We can’t log you in because of an issue with single sign-on. Contact your Salesforce admin for help.

Upon inspecting the network request, a more detailed error is displayed:

Unable to create user

Applies To

  • Single Sign-On (SSO) integration with Salesforce
  • Security Assertion Markup Language (SAML)

Cause

The error occurs because Salesforce cannot automatically create a user within its organization during the SSO authentication process. This typically happens when the SAML assertion sent by the identity provider (Auth0) is missing required user attributes for Just-in-Time (JIT) provisioning.

According to Salesforce documentation regarding Just-in-Time Provisioning for SAML, the identity provider must send user information to the Salesforce organization in an Attribute statement within the SAML assertion. Salesforce uses this data to create a new User object.

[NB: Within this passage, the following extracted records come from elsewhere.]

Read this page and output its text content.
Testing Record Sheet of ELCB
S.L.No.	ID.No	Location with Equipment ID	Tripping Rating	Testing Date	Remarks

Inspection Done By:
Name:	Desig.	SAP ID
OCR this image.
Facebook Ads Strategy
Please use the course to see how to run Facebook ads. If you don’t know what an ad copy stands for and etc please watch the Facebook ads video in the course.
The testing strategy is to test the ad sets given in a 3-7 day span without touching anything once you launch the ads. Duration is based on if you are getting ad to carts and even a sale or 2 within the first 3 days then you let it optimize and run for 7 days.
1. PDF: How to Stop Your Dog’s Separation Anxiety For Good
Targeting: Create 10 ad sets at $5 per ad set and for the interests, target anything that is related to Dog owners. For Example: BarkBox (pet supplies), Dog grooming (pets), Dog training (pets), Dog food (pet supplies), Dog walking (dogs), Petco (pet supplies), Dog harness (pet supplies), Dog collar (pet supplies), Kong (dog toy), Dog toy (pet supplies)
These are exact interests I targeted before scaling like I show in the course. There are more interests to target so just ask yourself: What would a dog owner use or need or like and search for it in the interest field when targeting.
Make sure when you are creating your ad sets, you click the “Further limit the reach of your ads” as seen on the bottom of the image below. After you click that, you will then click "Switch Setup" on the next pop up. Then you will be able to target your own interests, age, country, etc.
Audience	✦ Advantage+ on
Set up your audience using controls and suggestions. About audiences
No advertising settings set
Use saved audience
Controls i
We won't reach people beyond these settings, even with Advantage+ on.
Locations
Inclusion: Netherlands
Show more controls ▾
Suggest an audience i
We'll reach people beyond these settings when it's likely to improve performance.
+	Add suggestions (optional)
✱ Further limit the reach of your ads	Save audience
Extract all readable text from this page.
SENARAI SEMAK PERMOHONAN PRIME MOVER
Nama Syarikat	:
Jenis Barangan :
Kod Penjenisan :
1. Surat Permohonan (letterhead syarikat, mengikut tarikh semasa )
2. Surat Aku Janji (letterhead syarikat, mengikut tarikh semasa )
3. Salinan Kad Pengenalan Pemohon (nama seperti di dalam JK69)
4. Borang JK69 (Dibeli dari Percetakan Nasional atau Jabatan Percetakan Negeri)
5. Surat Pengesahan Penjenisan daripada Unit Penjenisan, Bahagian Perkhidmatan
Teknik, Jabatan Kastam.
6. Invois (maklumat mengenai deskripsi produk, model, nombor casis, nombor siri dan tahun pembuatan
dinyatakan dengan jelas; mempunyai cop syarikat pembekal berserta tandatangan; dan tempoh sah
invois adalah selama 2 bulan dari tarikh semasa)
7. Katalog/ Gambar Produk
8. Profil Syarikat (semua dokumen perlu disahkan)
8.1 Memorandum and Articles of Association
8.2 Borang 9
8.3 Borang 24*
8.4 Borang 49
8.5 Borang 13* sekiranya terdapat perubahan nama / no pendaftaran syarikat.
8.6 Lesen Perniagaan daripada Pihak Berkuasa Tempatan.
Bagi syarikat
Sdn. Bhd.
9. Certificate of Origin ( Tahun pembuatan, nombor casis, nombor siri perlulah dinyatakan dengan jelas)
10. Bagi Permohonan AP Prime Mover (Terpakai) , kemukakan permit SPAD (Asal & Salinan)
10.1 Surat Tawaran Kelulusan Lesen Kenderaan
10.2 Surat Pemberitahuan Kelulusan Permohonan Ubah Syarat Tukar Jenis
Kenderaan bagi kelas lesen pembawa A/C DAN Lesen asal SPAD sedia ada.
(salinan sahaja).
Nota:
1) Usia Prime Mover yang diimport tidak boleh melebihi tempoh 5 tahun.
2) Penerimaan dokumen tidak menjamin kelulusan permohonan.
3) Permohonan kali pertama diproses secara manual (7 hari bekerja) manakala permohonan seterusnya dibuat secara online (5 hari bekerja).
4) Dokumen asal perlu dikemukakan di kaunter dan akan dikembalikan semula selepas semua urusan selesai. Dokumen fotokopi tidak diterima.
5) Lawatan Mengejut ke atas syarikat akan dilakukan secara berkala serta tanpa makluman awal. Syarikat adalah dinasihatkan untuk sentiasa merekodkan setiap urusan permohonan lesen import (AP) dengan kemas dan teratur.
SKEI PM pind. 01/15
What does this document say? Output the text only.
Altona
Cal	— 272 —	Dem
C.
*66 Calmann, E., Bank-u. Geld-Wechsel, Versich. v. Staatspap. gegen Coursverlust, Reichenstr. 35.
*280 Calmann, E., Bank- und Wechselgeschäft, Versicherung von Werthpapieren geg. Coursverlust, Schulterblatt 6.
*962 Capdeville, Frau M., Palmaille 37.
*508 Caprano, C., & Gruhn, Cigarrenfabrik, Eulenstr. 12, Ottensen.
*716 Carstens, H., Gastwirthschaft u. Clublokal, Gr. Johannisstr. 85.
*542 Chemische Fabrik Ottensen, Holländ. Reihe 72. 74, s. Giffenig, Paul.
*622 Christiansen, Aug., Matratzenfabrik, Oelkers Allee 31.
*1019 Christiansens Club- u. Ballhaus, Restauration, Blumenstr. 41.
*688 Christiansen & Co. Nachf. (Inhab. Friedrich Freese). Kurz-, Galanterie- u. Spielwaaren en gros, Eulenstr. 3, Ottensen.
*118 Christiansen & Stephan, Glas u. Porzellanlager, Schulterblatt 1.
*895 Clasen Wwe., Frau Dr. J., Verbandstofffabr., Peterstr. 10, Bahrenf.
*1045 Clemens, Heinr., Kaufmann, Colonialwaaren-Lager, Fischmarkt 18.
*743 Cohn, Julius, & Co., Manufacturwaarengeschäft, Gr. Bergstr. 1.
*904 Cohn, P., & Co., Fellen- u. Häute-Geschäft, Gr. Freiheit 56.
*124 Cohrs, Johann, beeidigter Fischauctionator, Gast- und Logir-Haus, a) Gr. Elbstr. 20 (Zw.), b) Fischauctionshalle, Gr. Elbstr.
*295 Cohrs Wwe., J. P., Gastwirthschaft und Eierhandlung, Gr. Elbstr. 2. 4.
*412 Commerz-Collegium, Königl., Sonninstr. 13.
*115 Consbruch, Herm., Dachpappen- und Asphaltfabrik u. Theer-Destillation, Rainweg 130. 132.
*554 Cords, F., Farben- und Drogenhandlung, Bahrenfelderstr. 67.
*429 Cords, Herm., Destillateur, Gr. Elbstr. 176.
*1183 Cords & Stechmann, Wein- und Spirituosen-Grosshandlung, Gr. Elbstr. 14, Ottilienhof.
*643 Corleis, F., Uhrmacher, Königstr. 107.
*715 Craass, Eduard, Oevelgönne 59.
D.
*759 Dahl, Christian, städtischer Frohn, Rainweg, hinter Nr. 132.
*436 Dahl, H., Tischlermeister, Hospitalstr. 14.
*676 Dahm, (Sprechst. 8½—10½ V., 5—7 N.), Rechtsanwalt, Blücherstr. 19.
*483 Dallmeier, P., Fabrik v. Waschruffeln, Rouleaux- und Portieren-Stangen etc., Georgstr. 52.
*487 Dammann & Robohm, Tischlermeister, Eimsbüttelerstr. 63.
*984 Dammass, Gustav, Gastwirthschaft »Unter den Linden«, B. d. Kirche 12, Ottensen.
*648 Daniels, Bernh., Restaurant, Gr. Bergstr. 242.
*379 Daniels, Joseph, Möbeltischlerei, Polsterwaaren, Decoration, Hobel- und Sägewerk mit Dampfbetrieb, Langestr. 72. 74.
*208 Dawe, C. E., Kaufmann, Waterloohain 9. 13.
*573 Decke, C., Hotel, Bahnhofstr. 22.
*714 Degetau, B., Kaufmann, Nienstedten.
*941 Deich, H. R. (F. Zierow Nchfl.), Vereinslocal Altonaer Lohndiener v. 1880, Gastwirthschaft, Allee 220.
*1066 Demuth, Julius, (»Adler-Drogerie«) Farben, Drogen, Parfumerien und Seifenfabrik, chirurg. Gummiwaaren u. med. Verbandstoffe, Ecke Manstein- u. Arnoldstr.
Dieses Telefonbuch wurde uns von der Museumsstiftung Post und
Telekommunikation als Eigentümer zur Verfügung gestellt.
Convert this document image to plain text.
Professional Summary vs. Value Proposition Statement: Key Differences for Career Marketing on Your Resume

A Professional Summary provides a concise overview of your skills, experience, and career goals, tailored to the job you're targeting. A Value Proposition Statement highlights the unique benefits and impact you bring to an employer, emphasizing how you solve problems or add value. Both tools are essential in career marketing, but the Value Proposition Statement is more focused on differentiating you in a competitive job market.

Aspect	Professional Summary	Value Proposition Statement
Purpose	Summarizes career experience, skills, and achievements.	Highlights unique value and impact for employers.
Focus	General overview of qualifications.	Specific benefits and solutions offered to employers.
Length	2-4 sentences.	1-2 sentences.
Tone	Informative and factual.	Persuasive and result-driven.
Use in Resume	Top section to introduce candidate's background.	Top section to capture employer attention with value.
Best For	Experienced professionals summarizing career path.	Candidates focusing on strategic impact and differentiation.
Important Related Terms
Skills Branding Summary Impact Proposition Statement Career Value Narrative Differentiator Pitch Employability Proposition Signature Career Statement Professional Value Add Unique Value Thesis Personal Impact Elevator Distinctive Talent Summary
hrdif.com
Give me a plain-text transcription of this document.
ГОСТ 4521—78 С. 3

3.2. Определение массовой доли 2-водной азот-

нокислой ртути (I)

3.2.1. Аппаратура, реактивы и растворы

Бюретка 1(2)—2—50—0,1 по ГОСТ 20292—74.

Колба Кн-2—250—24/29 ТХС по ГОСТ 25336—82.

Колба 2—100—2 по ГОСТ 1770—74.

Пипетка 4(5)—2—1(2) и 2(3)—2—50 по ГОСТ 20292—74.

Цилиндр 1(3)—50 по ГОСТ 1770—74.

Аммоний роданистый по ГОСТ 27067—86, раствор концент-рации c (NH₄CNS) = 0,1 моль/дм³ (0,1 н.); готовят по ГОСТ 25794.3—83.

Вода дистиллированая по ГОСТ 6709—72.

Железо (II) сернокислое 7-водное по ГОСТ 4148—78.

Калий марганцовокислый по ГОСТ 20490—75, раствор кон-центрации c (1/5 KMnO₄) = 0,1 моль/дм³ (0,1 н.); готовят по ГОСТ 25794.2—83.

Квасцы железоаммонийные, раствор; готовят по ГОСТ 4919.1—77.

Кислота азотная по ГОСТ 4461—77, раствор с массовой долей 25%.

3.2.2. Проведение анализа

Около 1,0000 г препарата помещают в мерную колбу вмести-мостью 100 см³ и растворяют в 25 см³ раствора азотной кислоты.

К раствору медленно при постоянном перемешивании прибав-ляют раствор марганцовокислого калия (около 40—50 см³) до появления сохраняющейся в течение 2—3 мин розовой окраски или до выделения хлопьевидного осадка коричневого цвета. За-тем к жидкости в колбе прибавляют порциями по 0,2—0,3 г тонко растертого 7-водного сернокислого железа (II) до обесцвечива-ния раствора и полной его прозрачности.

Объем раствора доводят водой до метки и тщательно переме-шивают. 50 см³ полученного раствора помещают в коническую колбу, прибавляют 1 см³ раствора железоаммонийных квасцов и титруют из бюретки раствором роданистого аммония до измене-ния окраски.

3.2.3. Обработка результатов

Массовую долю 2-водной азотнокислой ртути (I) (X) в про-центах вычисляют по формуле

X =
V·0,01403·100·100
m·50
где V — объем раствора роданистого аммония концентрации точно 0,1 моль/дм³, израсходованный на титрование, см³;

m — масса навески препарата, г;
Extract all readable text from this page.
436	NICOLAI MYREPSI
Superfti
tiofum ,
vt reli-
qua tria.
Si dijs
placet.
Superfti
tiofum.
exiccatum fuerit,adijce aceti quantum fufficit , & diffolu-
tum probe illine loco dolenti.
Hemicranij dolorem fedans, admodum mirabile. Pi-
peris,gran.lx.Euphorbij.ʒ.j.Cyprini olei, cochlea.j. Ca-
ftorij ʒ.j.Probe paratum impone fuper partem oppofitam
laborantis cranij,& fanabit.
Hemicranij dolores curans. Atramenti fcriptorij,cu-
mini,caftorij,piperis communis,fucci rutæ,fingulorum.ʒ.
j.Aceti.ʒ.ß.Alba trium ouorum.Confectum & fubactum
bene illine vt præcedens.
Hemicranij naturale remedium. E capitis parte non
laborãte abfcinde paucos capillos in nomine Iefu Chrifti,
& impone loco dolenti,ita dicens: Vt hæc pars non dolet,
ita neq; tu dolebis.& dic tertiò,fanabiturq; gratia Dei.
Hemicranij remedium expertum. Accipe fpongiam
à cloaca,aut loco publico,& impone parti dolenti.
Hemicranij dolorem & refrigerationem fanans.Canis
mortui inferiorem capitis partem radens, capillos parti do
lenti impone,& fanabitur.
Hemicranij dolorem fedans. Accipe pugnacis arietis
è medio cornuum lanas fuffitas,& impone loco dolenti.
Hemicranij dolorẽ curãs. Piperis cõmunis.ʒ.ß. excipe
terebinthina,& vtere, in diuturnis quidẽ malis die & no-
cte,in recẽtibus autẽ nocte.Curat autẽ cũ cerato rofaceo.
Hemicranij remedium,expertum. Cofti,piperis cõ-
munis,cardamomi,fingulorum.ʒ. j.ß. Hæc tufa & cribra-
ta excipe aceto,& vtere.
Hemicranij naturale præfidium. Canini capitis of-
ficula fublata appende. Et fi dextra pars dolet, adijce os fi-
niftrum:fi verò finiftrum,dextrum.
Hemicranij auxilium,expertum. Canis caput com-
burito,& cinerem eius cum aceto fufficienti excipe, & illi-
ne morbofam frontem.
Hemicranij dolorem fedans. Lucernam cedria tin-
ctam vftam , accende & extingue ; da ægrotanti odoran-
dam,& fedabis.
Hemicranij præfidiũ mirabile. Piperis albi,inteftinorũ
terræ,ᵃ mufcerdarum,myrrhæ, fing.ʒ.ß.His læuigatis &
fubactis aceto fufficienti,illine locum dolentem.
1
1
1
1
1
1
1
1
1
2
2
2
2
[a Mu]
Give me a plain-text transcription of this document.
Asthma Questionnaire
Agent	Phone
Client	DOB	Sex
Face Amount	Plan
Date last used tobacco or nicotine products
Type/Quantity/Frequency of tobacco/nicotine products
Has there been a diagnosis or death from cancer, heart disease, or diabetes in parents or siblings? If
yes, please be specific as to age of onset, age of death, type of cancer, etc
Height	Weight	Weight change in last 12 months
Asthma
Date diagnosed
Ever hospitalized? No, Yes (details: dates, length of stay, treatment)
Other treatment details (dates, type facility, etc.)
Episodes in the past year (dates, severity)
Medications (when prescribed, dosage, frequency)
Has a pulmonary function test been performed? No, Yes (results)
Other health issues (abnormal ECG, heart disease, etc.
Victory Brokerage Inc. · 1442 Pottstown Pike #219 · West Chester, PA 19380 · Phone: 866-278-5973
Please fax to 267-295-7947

The following User object fields are required in the SAML assertion for the JIT provisioning process:

  • Email
  • LastName
  • ProfileId (This is specific to the profile intended for user assignment in Salesforce)
  • Username (required for insert operations only)

Solution

A potential workaround involves creating a Post-Login Action in Auth0 to set the attributes required by Salesforce in the SAML assertion. The following JavaScript code provides a starting point:

JavaScript
exports.onExecutePostLogin = async (event, api) => {
  api.samlResponse.setAttribute('User.Email', event.user.email);
  api.samlResponse.setAttribute('User.ProfileId','Standard User');
  api.samlResponse.setAttribute('User.Username', event.user.email);
  api.samlResponse.setAttribute('User.LastName', event.user.nickname);
  api.samlResponse.setAttribute('User.Alias', event.user.name);
};

NOTE:

  • For this Action to function correctly, the user profiles in Auth0 must already contain values for the necessary fields (e.g., email, nickname, name).
  • Ensure the value assigned to User.ProfileId (e.g., “Standard User” in the example) corresponds to an existing profile ID or name in the Salesforce organization. To assign a different profile, replace “Standard User” with the desired profile identifier from Salesforce.
  • The User.Username field is set to the email address in this example; however, this may require adjustment based on specific Salesforce organization requirements.
  • The User.Alias field is also included in the example and may be adjusted or removed as needed.